Clojure is the main language that we are using for interacting with the database. It is a functional language which, by design, works very well with Datomic. When possible we should be using Clojure to interact with the database, in order to keep consistency throughout the project. If necessary there is a REST interface which can be used to interact with the database directly.

ClojureScript

ClojureScript is a Clojure like language that compiles down to JavaScript. There are many very useful tools written in ClojureScript that are very useful, especially when used with datomic. Also when possible we should be moving towards ClojureScript throughout the project.

GitHub

As much as possible we should be using GitHub as our primary place for maintaining our code base. This will make the project open to those outside of the project and also provides tools such as repository specific wiki's and issue trackers, that we should be using as much as possible.
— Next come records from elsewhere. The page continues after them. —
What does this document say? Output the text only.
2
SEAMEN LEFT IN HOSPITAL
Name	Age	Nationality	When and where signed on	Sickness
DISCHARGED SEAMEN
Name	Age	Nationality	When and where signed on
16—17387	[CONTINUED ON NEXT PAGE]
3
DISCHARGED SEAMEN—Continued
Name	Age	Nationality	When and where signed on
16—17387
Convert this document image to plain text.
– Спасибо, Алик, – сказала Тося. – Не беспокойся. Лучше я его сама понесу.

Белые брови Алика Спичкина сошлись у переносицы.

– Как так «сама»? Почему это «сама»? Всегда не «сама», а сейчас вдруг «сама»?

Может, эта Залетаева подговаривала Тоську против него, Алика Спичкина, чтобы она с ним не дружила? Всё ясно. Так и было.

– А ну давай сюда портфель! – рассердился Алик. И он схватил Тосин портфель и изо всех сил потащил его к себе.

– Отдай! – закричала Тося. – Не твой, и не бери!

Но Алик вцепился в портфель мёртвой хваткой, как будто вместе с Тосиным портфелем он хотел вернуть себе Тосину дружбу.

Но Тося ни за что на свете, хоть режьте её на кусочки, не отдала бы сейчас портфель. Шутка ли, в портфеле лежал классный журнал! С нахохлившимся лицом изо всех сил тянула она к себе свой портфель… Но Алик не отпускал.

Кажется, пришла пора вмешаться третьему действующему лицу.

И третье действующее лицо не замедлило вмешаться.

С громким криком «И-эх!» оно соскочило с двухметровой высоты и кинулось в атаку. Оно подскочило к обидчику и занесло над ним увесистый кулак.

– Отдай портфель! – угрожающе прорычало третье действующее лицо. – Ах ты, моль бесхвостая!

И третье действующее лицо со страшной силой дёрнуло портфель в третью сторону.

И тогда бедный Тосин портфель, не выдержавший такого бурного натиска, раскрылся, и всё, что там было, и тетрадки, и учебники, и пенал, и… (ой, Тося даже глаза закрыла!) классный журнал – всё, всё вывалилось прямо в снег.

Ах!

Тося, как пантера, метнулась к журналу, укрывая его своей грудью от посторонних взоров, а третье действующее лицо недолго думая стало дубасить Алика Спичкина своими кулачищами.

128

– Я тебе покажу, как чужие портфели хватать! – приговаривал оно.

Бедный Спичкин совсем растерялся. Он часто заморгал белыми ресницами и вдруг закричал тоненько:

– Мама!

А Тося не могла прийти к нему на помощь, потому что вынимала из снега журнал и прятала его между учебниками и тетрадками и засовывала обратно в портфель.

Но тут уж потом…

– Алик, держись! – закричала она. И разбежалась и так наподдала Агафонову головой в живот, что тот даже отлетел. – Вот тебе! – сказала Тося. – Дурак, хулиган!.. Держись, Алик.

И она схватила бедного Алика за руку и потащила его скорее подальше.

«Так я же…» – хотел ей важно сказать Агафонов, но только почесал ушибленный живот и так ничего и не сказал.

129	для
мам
WormCloud specific Repositories

ace-to-datomic

This repository contains code for converting AceDB Dumps to Datomic logs / databases.

datomic-to-catalyst

This repository is where the APIs from Datomic for catalyst will be created. These API's provide page level information in JSON format for the WormBase website.

CalTech-Curation

This repository will contain a version of CalTech's curation tools that runs off of Datomic. The first iteration will be very similar to the current Perl CGI scripts being used in production by their curators.

Hinxton-Curation

This tool has already been started and is written in ClojureScript. The intent is that this tool will be very similar to the tools they already use in production but will use the Datomic database instead of AceDB.